When I moved here in 2011, I can't tell you how ambitious that made my green thumb.
Three seasons, three different planting times, harvest times and all sorts of different things to grow.
There is the early cool season (root crops and greens), the summer season (melons and squash) and the fall cool season (much the same as the early).
Here is the go-to planting guide issued by the great people at Texas Agri-life, one for spring and one for fall.
The hard truth of North Texas is that it gets brutal hot here in the summer.
A string of dry, 100° days limits to what you can grow here.
You quickly learn to grow around the edges of the summer heat.

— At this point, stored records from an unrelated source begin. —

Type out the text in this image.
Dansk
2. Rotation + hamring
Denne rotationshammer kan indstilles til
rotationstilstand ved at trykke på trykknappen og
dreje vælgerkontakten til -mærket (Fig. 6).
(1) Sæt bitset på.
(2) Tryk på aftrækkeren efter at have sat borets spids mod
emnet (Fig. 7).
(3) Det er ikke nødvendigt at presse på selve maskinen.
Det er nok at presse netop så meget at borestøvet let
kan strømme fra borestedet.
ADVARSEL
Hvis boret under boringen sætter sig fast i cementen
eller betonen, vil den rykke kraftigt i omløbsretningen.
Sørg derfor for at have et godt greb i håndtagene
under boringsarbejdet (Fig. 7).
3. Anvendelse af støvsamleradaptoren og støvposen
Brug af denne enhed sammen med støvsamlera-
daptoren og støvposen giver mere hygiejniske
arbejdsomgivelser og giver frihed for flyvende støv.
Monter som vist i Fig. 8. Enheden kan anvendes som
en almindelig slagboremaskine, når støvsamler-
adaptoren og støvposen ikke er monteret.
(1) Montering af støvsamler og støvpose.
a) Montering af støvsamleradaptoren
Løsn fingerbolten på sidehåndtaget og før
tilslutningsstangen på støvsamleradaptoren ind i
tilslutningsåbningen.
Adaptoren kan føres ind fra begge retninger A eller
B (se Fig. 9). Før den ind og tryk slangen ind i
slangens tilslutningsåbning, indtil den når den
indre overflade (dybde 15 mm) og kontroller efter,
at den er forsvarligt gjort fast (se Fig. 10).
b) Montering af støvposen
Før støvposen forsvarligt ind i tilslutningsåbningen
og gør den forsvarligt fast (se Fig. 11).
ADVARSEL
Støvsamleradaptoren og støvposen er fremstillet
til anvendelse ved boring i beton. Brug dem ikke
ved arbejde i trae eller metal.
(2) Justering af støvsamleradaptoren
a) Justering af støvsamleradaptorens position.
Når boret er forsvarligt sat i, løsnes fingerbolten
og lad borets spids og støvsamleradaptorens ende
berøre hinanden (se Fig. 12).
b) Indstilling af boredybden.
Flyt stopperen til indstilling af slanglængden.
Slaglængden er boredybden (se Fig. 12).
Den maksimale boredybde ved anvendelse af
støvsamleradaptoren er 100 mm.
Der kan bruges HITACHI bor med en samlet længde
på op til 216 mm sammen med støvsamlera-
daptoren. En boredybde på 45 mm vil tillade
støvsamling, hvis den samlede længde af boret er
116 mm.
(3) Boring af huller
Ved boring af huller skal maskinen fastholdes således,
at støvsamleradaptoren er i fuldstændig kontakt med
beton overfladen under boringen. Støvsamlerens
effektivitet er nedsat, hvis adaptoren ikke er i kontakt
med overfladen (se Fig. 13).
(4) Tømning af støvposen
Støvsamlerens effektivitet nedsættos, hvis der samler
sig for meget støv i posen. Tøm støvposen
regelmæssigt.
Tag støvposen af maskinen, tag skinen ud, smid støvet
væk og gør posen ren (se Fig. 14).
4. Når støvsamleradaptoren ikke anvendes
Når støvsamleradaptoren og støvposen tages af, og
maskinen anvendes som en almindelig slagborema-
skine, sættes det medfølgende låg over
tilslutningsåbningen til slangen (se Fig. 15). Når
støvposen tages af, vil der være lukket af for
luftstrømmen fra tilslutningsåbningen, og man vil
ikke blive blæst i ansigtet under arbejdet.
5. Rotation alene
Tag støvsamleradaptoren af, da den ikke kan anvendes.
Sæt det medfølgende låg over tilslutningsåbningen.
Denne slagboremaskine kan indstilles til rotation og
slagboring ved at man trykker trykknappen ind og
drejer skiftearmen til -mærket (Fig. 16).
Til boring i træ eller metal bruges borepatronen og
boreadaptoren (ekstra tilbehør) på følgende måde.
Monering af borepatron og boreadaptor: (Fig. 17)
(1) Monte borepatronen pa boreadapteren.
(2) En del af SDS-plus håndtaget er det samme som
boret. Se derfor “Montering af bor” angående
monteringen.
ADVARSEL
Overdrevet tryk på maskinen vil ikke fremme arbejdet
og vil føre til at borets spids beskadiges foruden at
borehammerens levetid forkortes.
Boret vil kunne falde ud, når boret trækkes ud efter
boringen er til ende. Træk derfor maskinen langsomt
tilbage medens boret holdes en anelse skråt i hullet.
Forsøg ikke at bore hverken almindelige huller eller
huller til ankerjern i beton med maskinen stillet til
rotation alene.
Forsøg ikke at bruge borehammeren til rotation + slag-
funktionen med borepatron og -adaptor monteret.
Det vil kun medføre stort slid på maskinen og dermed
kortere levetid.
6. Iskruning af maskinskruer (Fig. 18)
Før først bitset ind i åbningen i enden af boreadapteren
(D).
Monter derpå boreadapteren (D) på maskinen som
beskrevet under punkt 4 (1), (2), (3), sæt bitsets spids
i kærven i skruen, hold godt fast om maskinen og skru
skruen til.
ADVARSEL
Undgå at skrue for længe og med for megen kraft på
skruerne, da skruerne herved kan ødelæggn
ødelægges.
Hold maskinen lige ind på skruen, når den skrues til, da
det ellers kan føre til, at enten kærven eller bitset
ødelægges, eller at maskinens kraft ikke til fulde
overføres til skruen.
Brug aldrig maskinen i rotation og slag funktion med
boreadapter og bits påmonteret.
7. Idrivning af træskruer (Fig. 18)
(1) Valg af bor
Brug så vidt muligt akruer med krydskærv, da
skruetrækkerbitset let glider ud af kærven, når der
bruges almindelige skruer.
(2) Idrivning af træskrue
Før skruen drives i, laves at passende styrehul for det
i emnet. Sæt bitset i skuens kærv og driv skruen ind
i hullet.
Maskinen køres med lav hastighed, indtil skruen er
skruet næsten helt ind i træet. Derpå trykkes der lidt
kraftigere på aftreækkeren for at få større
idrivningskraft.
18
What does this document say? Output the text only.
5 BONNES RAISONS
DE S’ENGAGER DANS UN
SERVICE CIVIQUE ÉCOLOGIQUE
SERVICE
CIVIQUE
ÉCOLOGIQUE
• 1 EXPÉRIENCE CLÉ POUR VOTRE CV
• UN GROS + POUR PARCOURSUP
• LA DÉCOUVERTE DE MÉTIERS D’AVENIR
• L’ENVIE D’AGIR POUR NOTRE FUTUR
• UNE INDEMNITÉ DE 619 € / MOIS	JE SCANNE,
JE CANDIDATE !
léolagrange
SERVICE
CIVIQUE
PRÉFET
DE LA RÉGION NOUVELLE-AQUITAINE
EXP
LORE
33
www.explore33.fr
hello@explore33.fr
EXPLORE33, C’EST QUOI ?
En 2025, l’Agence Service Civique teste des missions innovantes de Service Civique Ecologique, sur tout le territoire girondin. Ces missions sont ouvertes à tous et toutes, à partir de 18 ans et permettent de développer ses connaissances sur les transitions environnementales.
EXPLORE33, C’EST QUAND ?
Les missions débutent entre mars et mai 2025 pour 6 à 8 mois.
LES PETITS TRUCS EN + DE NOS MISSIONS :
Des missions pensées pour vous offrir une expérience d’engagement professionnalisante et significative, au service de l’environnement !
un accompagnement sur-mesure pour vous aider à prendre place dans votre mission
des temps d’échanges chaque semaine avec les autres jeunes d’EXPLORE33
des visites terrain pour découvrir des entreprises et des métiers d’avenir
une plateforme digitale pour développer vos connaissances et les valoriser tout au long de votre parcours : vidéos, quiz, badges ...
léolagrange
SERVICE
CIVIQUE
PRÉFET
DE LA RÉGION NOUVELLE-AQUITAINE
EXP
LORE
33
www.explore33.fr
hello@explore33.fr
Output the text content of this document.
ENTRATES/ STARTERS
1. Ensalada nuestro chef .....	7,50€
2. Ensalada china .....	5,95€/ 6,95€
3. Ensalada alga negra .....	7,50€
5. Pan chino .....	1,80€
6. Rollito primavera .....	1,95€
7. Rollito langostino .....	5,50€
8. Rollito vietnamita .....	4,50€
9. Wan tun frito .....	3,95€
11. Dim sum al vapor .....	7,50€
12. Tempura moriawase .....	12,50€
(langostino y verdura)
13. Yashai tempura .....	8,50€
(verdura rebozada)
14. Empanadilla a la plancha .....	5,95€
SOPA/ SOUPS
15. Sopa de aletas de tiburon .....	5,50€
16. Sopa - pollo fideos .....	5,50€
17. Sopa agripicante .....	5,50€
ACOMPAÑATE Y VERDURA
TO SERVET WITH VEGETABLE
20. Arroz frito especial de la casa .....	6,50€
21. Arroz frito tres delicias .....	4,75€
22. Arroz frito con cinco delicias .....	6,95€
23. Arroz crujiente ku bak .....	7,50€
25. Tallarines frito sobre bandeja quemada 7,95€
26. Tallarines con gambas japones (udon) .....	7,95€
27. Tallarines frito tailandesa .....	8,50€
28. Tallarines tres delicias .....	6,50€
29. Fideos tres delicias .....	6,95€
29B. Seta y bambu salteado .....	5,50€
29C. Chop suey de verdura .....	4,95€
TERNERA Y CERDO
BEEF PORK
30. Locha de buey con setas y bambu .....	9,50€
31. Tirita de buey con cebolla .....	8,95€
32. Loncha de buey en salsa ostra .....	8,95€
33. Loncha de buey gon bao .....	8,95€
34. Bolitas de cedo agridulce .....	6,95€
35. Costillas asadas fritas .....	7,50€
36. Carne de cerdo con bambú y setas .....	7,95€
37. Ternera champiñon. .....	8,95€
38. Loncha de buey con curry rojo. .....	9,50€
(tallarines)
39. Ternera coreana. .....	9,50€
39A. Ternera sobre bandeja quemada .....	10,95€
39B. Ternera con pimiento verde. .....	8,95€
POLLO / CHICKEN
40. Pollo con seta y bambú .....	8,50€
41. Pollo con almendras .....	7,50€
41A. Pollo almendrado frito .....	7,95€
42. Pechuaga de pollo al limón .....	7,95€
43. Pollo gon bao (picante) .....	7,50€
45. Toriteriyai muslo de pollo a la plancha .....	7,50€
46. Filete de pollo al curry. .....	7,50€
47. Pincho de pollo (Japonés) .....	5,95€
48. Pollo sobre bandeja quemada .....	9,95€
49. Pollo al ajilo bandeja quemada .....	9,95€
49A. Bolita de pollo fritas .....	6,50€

Cold season vegetables like greens and root crops actually need to get started in the last third of winter if they are going to have a chance to produce a crop before the heat of summer brings them to end.
RELATED: Gardening 101: More Cool Season Gardening Tips
The start of February is time is start root crops. One of key exceptions to this is garlic, which you plant in the fall for a crop in the next year. But early February is the best time to start potatoes and onions.
I visited the backyard of Daniel Cunningham of Rooted In, a.k.a. "The Texas Plant Guy."
He actually starts his potatoes in January, quartering up store bought potatoes (small purple or brown ones) that have started to sprout.
He cuts an inch cube out of each sprout point on the surface of the potato. He then puts them in a paper sack for about two weeks to let the cut wound seal over.
Daniel showed me how to plant these for the maximum crop.
Dig a trench about 8" inches deep and plant the cubes just a few inches deep in the bottom of the trough.
As the plants start to come out of the ground and gets just three or four layers of leaves up the stem, clip of the lowest leaves and mound some dirt against the stem.
Keep doing this until the trough you dug is filled and even go a few inches above that.
For every pair of leaves you clipped off a root will now grow that will produce potatoes.
By the time you get to the end of Spring and the start of summer, you'll have a small basket of potatoes under every plant. When the summer heat wilts the plant, harvest your potatoes.
They will store in a cool, dark place in your kitchen or garage for several months. Buy your onions in sets, just above every nursery is selling them in late winter.
The trick he showed me about planting these is to plant very shallow, just enough of the tip to keep the plant from getting pushed over by the wind.
This makes for a bigger onion by June. By the way, feel free to take about half of stalk greens of the onion as they are growing. Use them as you would use scallions, they are great in cooking and on salads.